Allerdings gibt es schon seit Jahren immer wieder Streit darüber, wie das Parlamentsbeteiligungsgesetz genau auszulegen ist. Das Gesetz beruht auf einer Entscheidung des Bundesverfassungsgerichts aus dem Jahr 1994. Die Richter entschieden damals, dass bewaffnete deutsche Soldaten nur in einen Auslandseinsatz geschickt werden dürfen, wenn der Bundestag zustimmt. Das wäre zum Beispiel der Fall, wenn die kurdischen Kämpfer auf die deutschen Waffen angelernt werden müssten. Auch Ausbildungseinsätze in Somalia und Mali wurden vom Bundestag mandatiert.

Opposition will mitreden

Vor allem in der Opposition gibt es allerdings einige Politiker, die auch im Fall von reinen Waffenlieferungen eine Mitsprache des Bundestags einfordern. Ein Beschluss von solcher Tragweite müsse im Bundestag fallen, so der grüne Politiker Jürgen Trittin, der dafür eintritt, dass das Parlament das Recht bekommen soll, Waffenexporte stoppen zu können.

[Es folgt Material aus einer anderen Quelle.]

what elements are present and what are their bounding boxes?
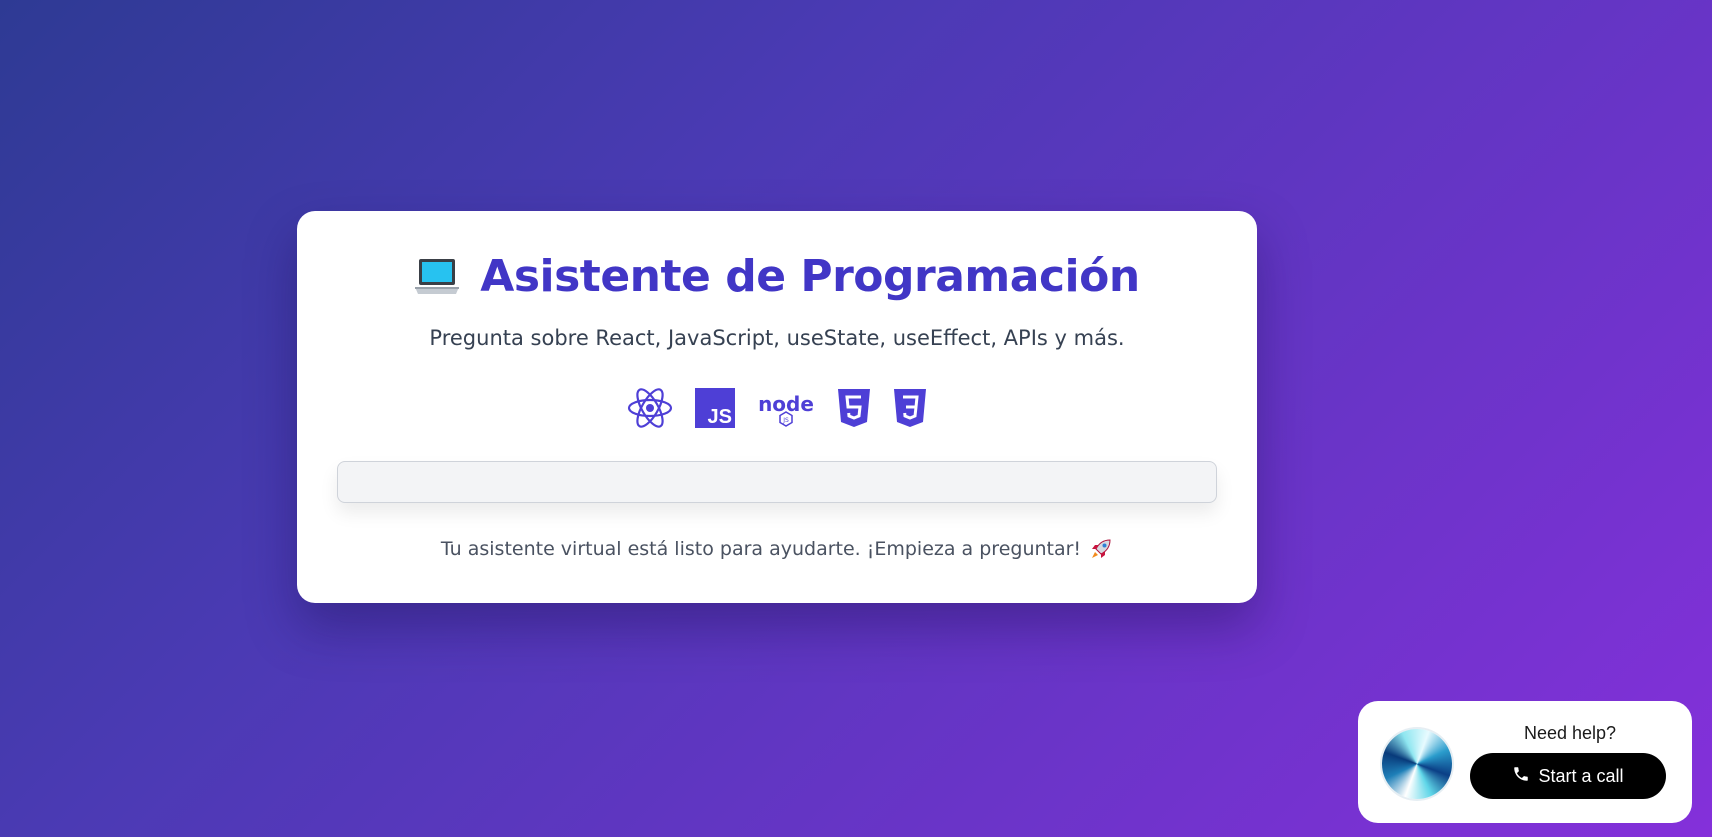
page-title: Asistente de Programación (480, 251, 1140, 302)
status-line: Tu asistente virtual está listo para ayu… (297, 537, 1257, 561)
title-row: Asistente de Programación (297, 255, 1257, 299)
svg-text:JS: JS (708, 406, 732, 428)
svg-text:JS: JS (782, 417, 789, 424)
tech-icons: JS node JS (297, 387, 1257, 429)
laptop-icon (414, 257, 460, 297)
page-subtitle: Pregunta sobre React, JavaScript, useSta… (429, 326, 1125, 350)
start-call-label: Start a call (1538, 765, 1624, 786)
html5-icon (837, 387, 871, 429)
react-icon (627, 387, 673, 429)
javascript-icon: JS (695, 387, 735, 429)
start-call-button[interactable]: Start a call (1470, 753, 1666, 799)
assistant-avatar-orb (1382, 729, 1452, 799)
rocket-icon (1089, 537, 1113, 561)
chat-input[interactable] (337, 461, 1217, 503)
status-message: Tu asistente virtual está listo para ayu… (440, 538, 1082, 560)
phone-icon (1512, 765, 1530, 788)
need-help-label: Need help? (1523, 723, 1617, 743)
css3-icon (893, 387, 927, 429)
nodejs-icon: node JS (757, 387, 815, 429)
assistant-card: Asistente de Programación Pregunta sobre… (297, 211, 1257, 603)
help-widget: Need help? Start a call (1358, 701, 1692, 823)
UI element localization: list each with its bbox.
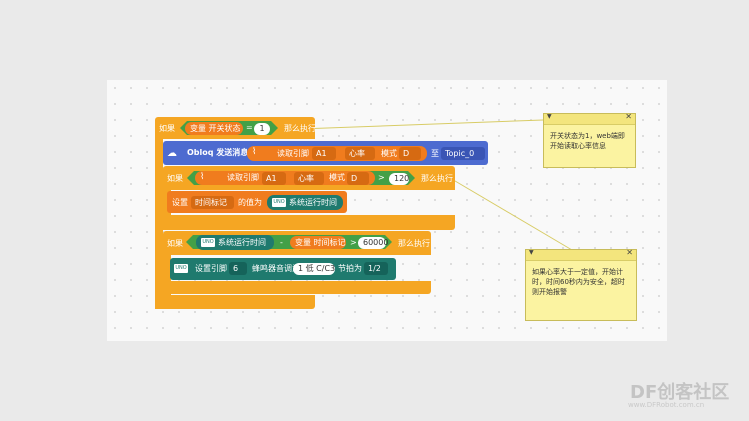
variable-dropdown[interactable]: 时间标记 (191, 196, 234, 209)
to-label: 至 (431, 149, 439, 158)
close-icon-2[interactable]: ✕ (626, 248, 633, 257)
runtime-block[interactable]: UNO 系统运行时间 (267, 195, 343, 210)
if-block-footer (155, 295, 315, 309)
comment-note-1[interactable]: ▼ ✕ 开关状态为1，web端即开始读取心率信息 (543, 112, 636, 168)
gt-op-3: > (350, 238, 357, 247)
if2-footer (163, 215, 455, 230)
read-pin-label: 读取引脚 (277, 149, 309, 158)
set-label: 设置 (172, 198, 188, 207)
then-label-2: 那么执行 (421, 174, 453, 183)
var-switch-state[interactable]: 变量 开关状态 (185, 122, 243, 135)
minus-op: - (280, 238, 283, 247)
then-label-3: 那么执行 (398, 239, 430, 248)
comment-text-1: 开关状态为1，web端即开始读取心率信息 (550, 132, 625, 150)
comment-connectors (299, 119, 573, 251)
mode-label: 模式 (381, 149, 397, 158)
if-block-spine (155, 139, 163, 309)
if3-footer (163, 281, 431, 294)
then-label: 那么执行 (284, 124, 316, 133)
equals-op: = (246, 123, 253, 132)
cloud-icon: ☁ (167, 148, 177, 159)
topic-dropdown[interactable]: Topic_0 (441, 147, 485, 160)
read-pin-label-2: 读取引脚 (227, 173, 259, 182)
sensor-dropdown-2[interactable]: 心率 (294, 172, 324, 185)
comment-text-2: 如果心率大于一定值，开始计时，时间60秒内为安全，超时则开始报警 (532, 268, 625, 296)
gt-op: > (378, 173, 385, 182)
pin-dropdown-2[interactable]: A1 (262, 172, 286, 185)
collapse-icon-2[interactable]: ▼ (529, 249, 534, 256)
if-keyword: 如果 (159, 124, 175, 133)
mode-dropdown[interactable]: D (399, 147, 421, 160)
timeout-input[interactable]: 60000 (358, 237, 388, 249)
var-time-marker[interactable]: 变量 时间标记 (290, 236, 346, 249)
mode-label-2: 模式 (329, 173, 345, 182)
mode-dropdown-2[interactable]: D (347, 172, 369, 185)
threshold-input[interactable]: 120 (389, 173, 409, 185)
value-input[interactable]: 1 (254, 123, 270, 135)
pin-dropdown[interactable]: A1 (312, 147, 336, 160)
buzzer-pin-dropdown[interactable]: 6 (229, 262, 247, 275)
if-keyword-3: 如果 (167, 239, 183, 248)
heartbeat-icon-2: ⌇ (200, 172, 205, 182)
runtime-label-2: 系统运行时间 (218, 238, 266, 247)
beat-dropdown[interactable]: 1/2 (364, 262, 388, 275)
comment-note-2[interactable]: ▼ ✕ 如果心率大于一定值，开始计时，时间60秒内为安全，超时则开始报警 (525, 248, 637, 321)
uno-board-icon-3: UNO (174, 264, 188, 273)
watermark-url: www.DFRobot.com.cn (628, 401, 705, 409)
collapse-icon[interactable]: ▼ (547, 113, 552, 120)
beat-label: 节拍为 (338, 264, 362, 273)
runtime-label: 系统运行时间 (289, 198, 337, 207)
set-pin-label: 设置引脚 (195, 264, 227, 273)
note-input[interactable]: 1 低 C/C3 (293, 263, 335, 275)
heartbeat-icon: ⌇ (252, 147, 257, 157)
uno-board-icon-2: UNO (201, 238, 215, 247)
runtime-block-2[interactable]: UNO 系统运行时间 (196, 235, 274, 250)
if-keyword-2: 如果 (167, 174, 183, 183)
close-icon[interactable]: ✕ (625, 112, 632, 121)
obloq-title: Obloq 发送消息 (187, 148, 249, 157)
uno-board-icon: UNO (272, 198, 286, 207)
sensor-dropdown[interactable]: 心率 (345, 147, 375, 160)
value-of-label: 的值为 (238, 198, 262, 207)
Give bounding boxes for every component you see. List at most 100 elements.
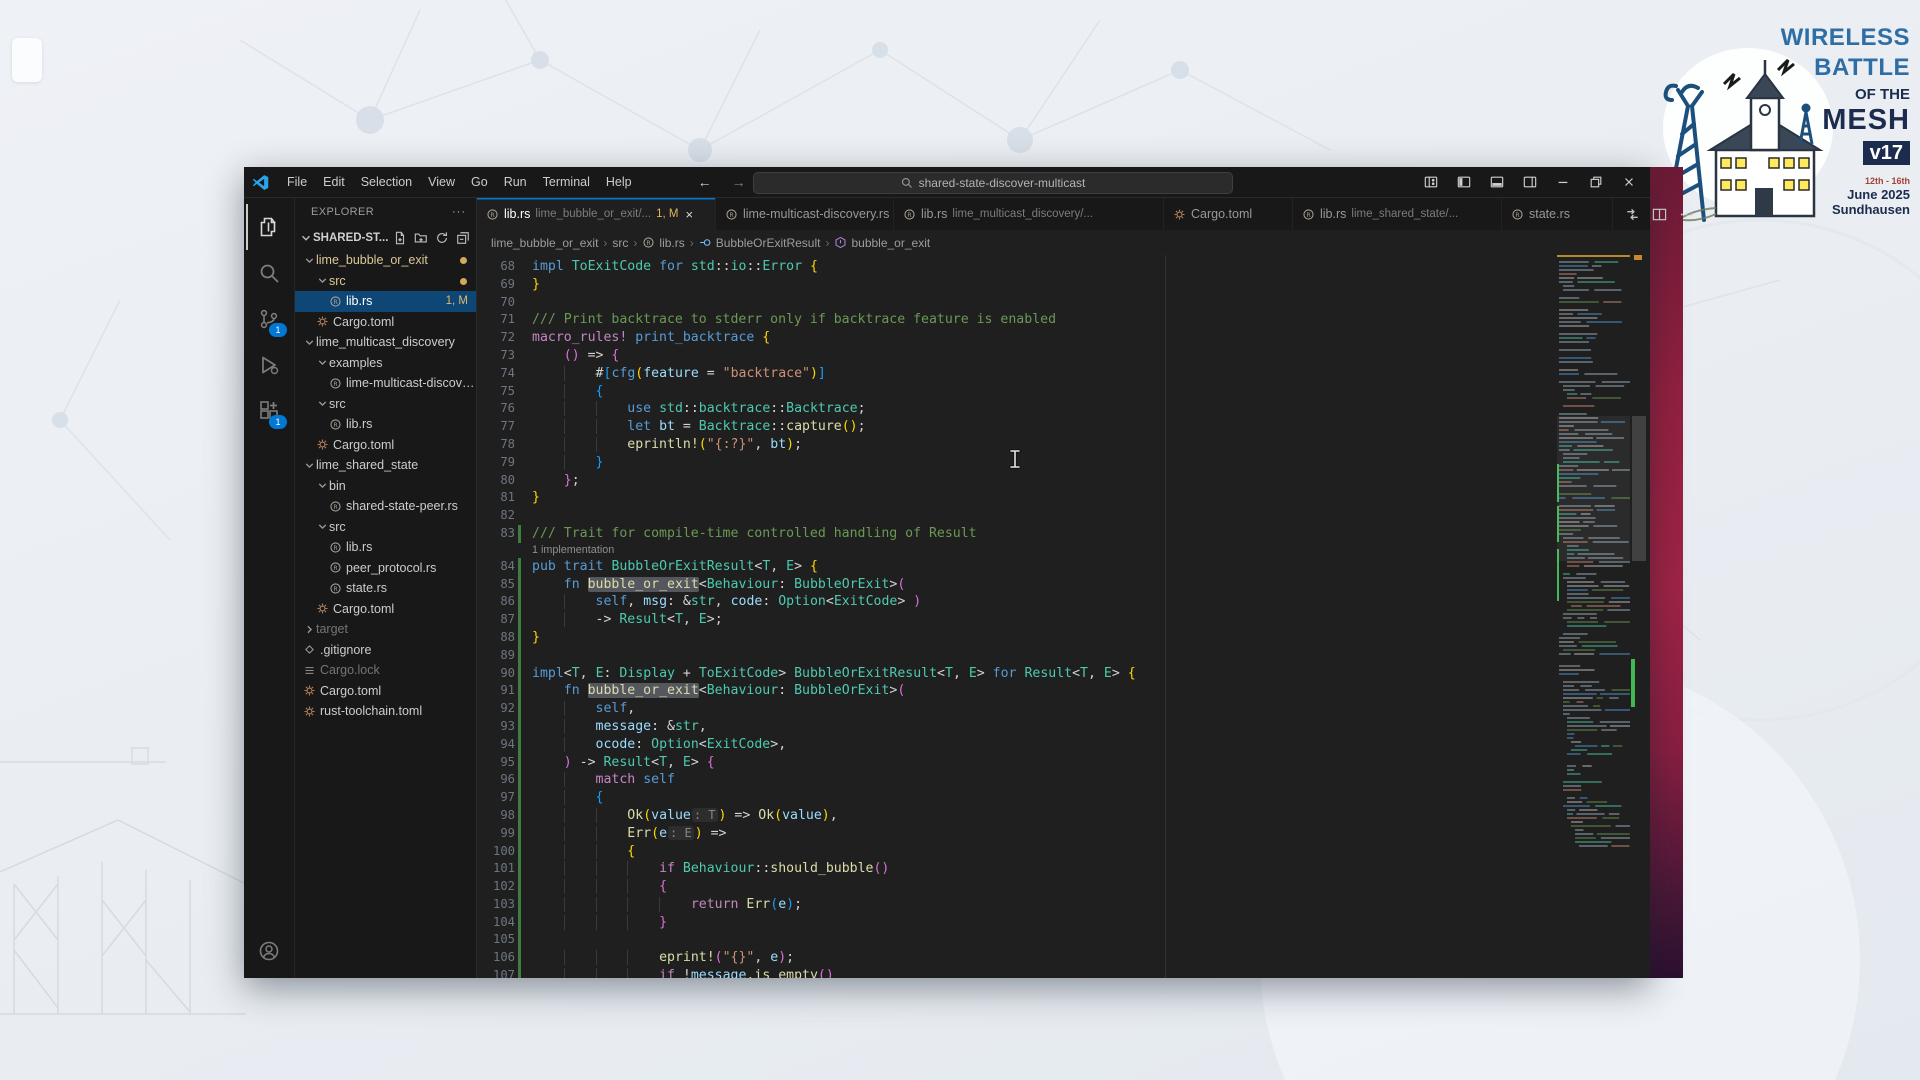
menu-file[interactable]: File <box>279 175 315 189</box>
code-token <box>651 401 659 416</box>
tree-item-bin[interactable]: bin <box>295 476 476 497</box>
indent-guide <box>564 701 596 716</box>
code-token: bubble_or_exit <box>588 683 699 698</box>
minimap[interactable] <box>1557 255 1630 978</box>
tree-item-shared-state-peer-rs[interactable]: Rshared-state-peer.rs <box>295 496 476 517</box>
tree-item-examples[interactable]: examples <box>295 353 476 374</box>
code-editor[interactable]: 68impl ToExitCode for std::io::Error {69… <box>477 255 1557 978</box>
code-token: ToExitCode <box>699 666 778 681</box>
toggle-secondary-sidebar-icon[interactable] <box>1517 171 1543 193</box>
tree-item-cargo-toml[interactable]: Cargo.toml <box>295 435 476 456</box>
tab-state-rs-5[interactable]: Rstate.rs <box>1502 198 1613 230</box>
git-gutter-indicator <box>518 647 521 665</box>
code-line-90: 90impl<T, E: Display + ToExitCode> Bubbl… <box>477 665 1557 683</box>
codelens-reference[interactable]: 1 implementation <box>477 543 1557 558</box>
menu-help[interactable]: Help <box>598 175 640 189</box>
tab-lib-rs-4[interactable]: Rlib.rslime_shared_state/... <box>1293 198 1502 230</box>
tab-label: lime-multicast-discovery.rs <box>743 207 889 221</box>
customize-layout-icon[interactable] <box>1418 171 1444 193</box>
tree-item--gitignore[interactable]: .gitignore <box>295 640 476 661</box>
indent-guide <box>596 915 628 930</box>
breadcrumb-item-bubble-or-exit[interactable]: bubble_or_exit <box>834 236 930 250</box>
tree-item-src[interactable]: src <box>295 517 476 538</box>
menu-terminal[interactable]: Terminal <box>535 175 598 189</box>
tree-item-src[interactable]: src <box>295 271 476 292</box>
new-folder-icon[interactable] <box>414 231 428 245</box>
navigate-forward-icon[interactable]: → <box>732 174 746 190</box>
tab-lib-rs-2[interactable]: Rlib.rslime_multicast_discovery/... <box>894 198 1164 230</box>
tree-item-rust-toolchain-toml[interactable]: rust-toolchain.toml <box>295 701 476 722</box>
tree-item-lib-rs[interactable]: Rlib.rs1, M <box>295 291 476 312</box>
tab-lime-multicast-discovery-rs-1[interactable]: Rlime-multicast-discovery.rs <box>716 198 894 230</box>
breadcrumb-item-lib-rs[interactable]: Rlib.rs <box>642 236 684 250</box>
code-token <box>580 683 588 698</box>
menu-run[interactable]: Run <box>496 175 535 189</box>
tree-item-cargo-lock[interactable]: Cargo.lock <box>295 660 476 681</box>
line-number: 85 <box>477 576 515 594</box>
activity-item-run-and-debug[interactable] <box>246 342 292 388</box>
activity-item-search[interactable] <box>246 250 292 296</box>
scrollbar-thumb[interactable] <box>1632 416 1646 561</box>
breadcrumb-item-src[interactable]: src <box>612 236 628 250</box>
code-token: T <box>675 612 683 627</box>
line-number: 103 <box>477 896 515 914</box>
explorer-more-actions-icon[interactable]: ··· <box>452 206 466 218</box>
tree-item-lime-multicast-discovery[interactable]: lime_multicast_discovery <box>295 332 476 353</box>
open-changes-icon[interactable] <box>1625 207 1640 222</box>
git-gutter-indicator <box>518 789 521 807</box>
tree-item-target[interactable]: target <box>295 619 476 640</box>
collapse-folders-icon[interactable] <box>456 231 470 245</box>
menu-selection[interactable]: Selection <box>353 175 420 189</box>
breadcrumb-item-bubbleorexitresult[interactable]: BubbleOrExitResult <box>699 236 821 250</box>
activity-item-explorer[interactable] <box>246 204 292 250</box>
activity-item-source-control[interactable]: 1 <box>246 296 292 342</box>
indent-guide <box>659 897 691 912</box>
activity-item-account[interactable] <box>246 928 292 974</box>
menu-edit[interactable]: Edit <box>315 175 353 189</box>
restore-icon[interactable] <box>1583 171 1609 193</box>
run-and-debug-icon <box>257 353 281 377</box>
tab-cargo-toml-3[interactable]: Cargo.toml <box>1164 198 1293 230</box>
command-center-search[interactable]: shared-state-discover-multicast <box>753 172 1233 194</box>
close-icon[interactable] <box>1616 171 1642 193</box>
tree-item-lime-multicast-discovery-rs[interactable]: Rlime-multicast-discovery.rs <box>295 373 476 394</box>
tree-item-cargo-toml[interactable]: Cargo.toml <box>295 599 476 620</box>
code-token: = <box>675 419 699 434</box>
minimap-slider[interactable] <box>1557 416 1630 561</box>
svg-text:R: R <box>1306 211 1311 218</box>
code-token: E <box>1104 666 1112 681</box>
tree-item-state-rs[interactable]: Rstate.rs <box>295 578 476 599</box>
tree-item-lib-rs[interactable]: Rlib.rs <box>295 414 476 435</box>
more-actions-icon[interactable] <box>1679 207 1694 222</box>
tree-item-lime-bubble-or-exit[interactable]: lime_bubble_or_exit <box>295 250 476 271</box>
tree-item-cargo-toml[interactable]: Cargo.toml <box>295 681 476 702</box>
activity-item-extensions[interactable]: 1 <box>246 388 292 434</box>
line-number: 71 <box>477 311 515 329</box>
navigate-back-icon[interactable]: ← <box>698 174 712 190</box>
tree-item-label: lime_multicast_discovery <box>316 335 455 349</box>
tree-item-src[interactable]: src <box>295 394 476 415</box>
tree-item-lib-rs[interactable]: Rlib.rs <box>295 537 476 558</box>
tree-item-cargo-toml[interactable]: Cargo.toml <box>295 312 476 333</box>
git-gutter-indicator <box>518 258 521 276</box>
chevron-right-icon <box>303 623 316 636</box>
breadcrumb-item-lime-bubble-or-exit[interactable]: lime_bubble_or_exit <box>491 236 598 250</box>
tab-lib-rs-0[interactable]: Rlib.rslime_bubble_or_exit/...1, M× <box>477 198 716 230</box>
git-gutter-indicator <box>518 507 521 525</box>
minimize-icon[interactable] <box>1550 171 1576 193</box>
menu-go[interactable]: Go <box>463 175 496 189</box>
tree-item-lime-shared-state[interactable]: lime_shared_state <box>295 455 476 476</box>
tree-item-peer-protocol-rs[interactable]: Rpeer_protocol.rs <box>295 558 476 579</box>
workspace-section-header[interactable]: SHARED-ST... <box>295 226 476 250</box>
close-icon[interactable]: × <box>686 207 694 222</box>
toggle-panel-icon[interactable] <box>1484 171 1510 193</box>
refresh-explorer-icon[interactable] <box>435 231 449 245</box>
split-editor-icon[interactable] <box>1652 207 1667 222</box>
new-file-icon[interactable] <box>393 231 407 245</box>
editor-scrollbar[interactable] <box>1630 255 1650 978</box>
menu-view[interactable]: View <box>420 175 463 189</box>
tree-item-label: src <box>329 274 346 288</box>
toggle-primary-sidebar-icon[interactable] <box>1451 171 1477 193</box>
git-gutter-indicator <box>518 843 521 861</box>
git-gutter-indicator <box>518 629 521 647</box>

Die Grünen-Fraktionschefs Katrin Göring-Eckardt und Anton Hofreiter plädieren für eine kurzfristig angesetzte Sondersitzung des Bundestages und eine Regierungserklärung der Bundeskanzlerin. Angela Merkel müsse den Paradigmenwechsel in der deutschen Außenpolitik begründen. Bislang habe schließlich der Grundsatz gegolten, dass Deutschland keine Waffen in Konfliktgebiete liefere.

Bundestagsdebatte in der kommenden Woche?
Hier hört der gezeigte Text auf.